La raffineria sudafricana è stata originariamente costruita per eludere le sanzioni petrolifere imposte dall’ex regime di apartheid creando benzina e diesel sostitutivi dal gas.

Il governo del Sud Africa sperava di poter eventualmente rifornire l’impianto dai giacimenti di gas offshore scoperti da TotalEnergies negli ultimi anni, ma è stato lento nel finalizzare un accordo per la produzione futura.

PetroSA ha dichiarato quest’anno che darebbe la preferenza ai partner statali dei paesi produttori di petrolio e gas nelle offerte per finanziare la raffineria.

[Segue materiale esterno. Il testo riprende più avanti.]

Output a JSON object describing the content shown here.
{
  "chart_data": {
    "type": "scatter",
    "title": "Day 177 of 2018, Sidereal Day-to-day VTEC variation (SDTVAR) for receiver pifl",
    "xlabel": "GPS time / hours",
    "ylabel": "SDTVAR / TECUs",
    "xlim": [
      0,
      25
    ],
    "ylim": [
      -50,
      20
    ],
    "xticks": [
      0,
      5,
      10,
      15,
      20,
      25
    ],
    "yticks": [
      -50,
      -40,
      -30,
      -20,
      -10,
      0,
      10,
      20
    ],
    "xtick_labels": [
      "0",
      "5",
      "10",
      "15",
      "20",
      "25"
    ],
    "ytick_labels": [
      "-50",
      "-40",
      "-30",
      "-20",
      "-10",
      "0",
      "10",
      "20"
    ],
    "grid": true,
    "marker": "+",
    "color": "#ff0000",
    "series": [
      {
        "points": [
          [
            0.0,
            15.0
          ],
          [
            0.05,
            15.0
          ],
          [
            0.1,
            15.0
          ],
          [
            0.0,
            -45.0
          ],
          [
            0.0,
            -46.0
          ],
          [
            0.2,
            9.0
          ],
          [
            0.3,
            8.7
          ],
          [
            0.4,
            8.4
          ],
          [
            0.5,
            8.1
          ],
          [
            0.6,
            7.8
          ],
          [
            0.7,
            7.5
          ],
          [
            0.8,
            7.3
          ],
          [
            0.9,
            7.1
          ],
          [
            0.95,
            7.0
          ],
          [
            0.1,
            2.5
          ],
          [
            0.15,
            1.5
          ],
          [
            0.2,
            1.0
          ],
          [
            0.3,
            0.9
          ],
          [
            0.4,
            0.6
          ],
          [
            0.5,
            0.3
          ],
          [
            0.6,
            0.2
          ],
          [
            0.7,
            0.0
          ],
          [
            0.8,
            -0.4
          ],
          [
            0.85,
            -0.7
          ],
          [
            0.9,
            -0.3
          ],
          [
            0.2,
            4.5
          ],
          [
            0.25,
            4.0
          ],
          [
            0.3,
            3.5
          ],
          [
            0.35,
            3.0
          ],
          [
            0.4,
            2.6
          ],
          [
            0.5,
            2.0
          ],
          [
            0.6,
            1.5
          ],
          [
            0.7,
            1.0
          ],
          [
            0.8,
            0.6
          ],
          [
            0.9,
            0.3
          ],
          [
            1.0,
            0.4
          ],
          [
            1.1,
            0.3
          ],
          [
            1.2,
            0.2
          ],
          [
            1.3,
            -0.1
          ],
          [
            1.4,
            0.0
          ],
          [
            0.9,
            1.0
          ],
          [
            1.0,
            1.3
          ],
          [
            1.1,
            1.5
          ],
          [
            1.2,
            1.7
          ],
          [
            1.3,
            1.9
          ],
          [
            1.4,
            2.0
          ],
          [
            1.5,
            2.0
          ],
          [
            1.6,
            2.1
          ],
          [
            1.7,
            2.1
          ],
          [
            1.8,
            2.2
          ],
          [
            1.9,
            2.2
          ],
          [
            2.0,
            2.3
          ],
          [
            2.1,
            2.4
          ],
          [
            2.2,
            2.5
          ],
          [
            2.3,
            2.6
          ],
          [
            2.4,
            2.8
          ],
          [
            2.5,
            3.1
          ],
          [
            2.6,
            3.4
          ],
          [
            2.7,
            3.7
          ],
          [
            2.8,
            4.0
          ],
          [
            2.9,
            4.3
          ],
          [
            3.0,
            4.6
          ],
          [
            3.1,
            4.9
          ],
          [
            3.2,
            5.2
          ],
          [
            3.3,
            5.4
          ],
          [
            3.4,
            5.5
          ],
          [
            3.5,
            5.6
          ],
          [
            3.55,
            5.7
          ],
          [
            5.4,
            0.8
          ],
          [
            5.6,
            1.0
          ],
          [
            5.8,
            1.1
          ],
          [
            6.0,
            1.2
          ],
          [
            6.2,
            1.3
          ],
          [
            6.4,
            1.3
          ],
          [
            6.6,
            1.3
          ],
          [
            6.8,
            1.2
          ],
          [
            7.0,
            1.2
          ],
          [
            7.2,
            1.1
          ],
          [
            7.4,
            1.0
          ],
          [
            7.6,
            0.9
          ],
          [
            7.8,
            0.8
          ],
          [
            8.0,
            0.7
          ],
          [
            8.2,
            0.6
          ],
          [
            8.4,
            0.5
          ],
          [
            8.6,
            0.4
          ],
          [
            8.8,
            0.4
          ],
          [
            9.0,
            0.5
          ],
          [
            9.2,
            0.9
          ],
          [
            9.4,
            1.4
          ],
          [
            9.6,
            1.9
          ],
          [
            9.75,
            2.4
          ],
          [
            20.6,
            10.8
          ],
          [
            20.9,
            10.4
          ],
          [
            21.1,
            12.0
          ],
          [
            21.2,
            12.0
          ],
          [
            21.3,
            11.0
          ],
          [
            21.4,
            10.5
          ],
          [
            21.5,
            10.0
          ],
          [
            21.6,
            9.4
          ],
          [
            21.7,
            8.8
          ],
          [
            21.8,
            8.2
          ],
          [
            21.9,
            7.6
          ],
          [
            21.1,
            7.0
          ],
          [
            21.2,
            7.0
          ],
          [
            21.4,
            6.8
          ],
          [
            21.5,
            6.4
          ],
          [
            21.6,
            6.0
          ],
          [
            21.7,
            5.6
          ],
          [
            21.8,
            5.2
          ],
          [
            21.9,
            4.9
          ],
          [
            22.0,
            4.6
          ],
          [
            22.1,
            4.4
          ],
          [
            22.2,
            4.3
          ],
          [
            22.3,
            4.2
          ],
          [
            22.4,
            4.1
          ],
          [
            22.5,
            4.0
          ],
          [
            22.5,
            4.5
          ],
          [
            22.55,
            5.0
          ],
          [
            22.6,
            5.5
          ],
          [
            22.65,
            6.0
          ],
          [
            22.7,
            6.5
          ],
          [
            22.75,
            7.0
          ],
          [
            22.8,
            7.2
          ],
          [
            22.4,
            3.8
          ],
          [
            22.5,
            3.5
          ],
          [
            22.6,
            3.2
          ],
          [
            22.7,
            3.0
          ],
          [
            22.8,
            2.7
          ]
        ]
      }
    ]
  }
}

Nonostante l’interesse della compagnia petrolifera nazionale dell’Azerbaigian e della China Machinery Engineering Corporation di proprietà statale, Gazprombank è stata l’unica delle 20 offerenti per qualificarsiha riportato a novembre il giornale investigativo sudafricano amaBhungane.

PetroSA e Gazprombank non hanno risposto immediatamente alle richieste di commento.

Gwede Mantashe, ministro dell’Energia del Sud Africa, ha nutrito grandi progetti per gli investimenti nel gas, inclusa la prevista fusione di PetroSA con altre attività statali sotto il suo controllo. Recentemente è stata presentata una legislazione per una nuova compagnia petrolifera nazionale.

Investitori e dirigenti con conoscenza di PetroSA e del settore hanno messo in dubbio questi piani. “In primo luogo, lo Stato non ha soldi. In secondo luogo, la capacità all’interno di queste organizzazioni è inesistente”, ha affermato uno.